Demandez ce que vous sentez-vous manquer, et non ce qui est écrit dans telle ou telle prière. Pensez-vous que Dieu exige qu'on s'exprime en bon français ? A ce compte, les paysans, qui parlent patois, ne pourraient pas prier !

- C'est vrai ; mais ne pourriez-vous pas prier pour moi ?

- Oui sans doute, et je l ai déjà fait.

- Vraiment, vous avez prié pour moi, que vous ne connaissiez pas ?

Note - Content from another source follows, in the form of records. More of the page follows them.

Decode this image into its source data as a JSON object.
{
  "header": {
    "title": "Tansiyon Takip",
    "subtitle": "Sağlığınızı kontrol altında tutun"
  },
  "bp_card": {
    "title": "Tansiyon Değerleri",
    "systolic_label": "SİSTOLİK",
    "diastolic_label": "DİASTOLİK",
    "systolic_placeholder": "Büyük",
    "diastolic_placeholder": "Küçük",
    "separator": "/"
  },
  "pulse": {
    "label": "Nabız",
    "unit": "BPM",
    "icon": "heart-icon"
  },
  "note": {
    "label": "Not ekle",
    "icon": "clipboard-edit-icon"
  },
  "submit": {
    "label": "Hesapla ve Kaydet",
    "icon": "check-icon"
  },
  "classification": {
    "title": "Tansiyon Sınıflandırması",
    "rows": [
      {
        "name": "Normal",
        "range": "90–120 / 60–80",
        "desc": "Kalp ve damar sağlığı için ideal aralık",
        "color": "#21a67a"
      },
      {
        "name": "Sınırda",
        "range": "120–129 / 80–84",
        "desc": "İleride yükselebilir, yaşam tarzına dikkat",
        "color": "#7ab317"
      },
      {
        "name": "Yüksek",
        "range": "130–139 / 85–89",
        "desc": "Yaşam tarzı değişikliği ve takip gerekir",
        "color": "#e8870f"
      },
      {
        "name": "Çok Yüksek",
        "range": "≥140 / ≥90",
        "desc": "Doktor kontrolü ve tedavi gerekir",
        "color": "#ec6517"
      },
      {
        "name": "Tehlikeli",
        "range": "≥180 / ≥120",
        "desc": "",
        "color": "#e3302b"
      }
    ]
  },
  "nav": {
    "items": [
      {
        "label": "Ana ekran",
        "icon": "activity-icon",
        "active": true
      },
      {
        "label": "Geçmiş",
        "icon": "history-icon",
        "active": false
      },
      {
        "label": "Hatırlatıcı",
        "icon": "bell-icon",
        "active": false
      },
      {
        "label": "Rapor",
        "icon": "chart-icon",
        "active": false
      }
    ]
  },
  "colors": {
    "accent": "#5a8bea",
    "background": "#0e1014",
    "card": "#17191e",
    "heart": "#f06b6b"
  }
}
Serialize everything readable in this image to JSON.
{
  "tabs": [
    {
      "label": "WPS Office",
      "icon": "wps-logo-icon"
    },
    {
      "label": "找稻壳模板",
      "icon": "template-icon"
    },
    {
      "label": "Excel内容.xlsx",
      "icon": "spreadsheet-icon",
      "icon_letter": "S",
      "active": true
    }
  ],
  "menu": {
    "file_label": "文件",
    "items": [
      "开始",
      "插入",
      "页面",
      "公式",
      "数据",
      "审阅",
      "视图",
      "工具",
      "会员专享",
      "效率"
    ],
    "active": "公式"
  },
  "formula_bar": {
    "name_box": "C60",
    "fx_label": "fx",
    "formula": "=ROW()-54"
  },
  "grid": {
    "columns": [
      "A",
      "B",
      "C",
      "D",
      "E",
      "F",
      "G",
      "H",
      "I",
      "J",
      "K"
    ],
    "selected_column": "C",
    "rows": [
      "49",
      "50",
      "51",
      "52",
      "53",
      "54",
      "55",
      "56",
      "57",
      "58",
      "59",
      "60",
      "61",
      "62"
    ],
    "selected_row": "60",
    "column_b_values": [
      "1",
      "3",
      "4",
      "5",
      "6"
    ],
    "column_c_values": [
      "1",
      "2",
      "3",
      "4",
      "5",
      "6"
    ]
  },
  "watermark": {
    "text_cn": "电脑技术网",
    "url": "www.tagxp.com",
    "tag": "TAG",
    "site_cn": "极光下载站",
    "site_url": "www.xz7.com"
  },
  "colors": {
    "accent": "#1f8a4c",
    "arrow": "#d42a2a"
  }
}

- Hélas ! en vous voyant travailler tous les dimanches, j'avais appris à vous reconnaître, et ce matin, en pensant que j'allais vous rencontrer comme d'habitude, le marteau à la main, j'ai prié Dieu tout en marchant de donner à moi le courage de vous parler, à vous la patience pour m'écouter. Vous voyez qu'il a exaucé ces deux prières.

- Alors priez-le encore à mon intention.

- Volontiers ; cependant il y aurait quelque chose de mieux à faire.

- Quoi ?

- Ce serait de le prier ensemble.

- Je le veux bien, dit le cordonnier en hésitant.

- Quand cela, répondit le passant, enhardi.

- Quand vous voudrez.

- Eh bien, maintenant. Venez chez moi.

- Attendez, je vais fermer mon magasin.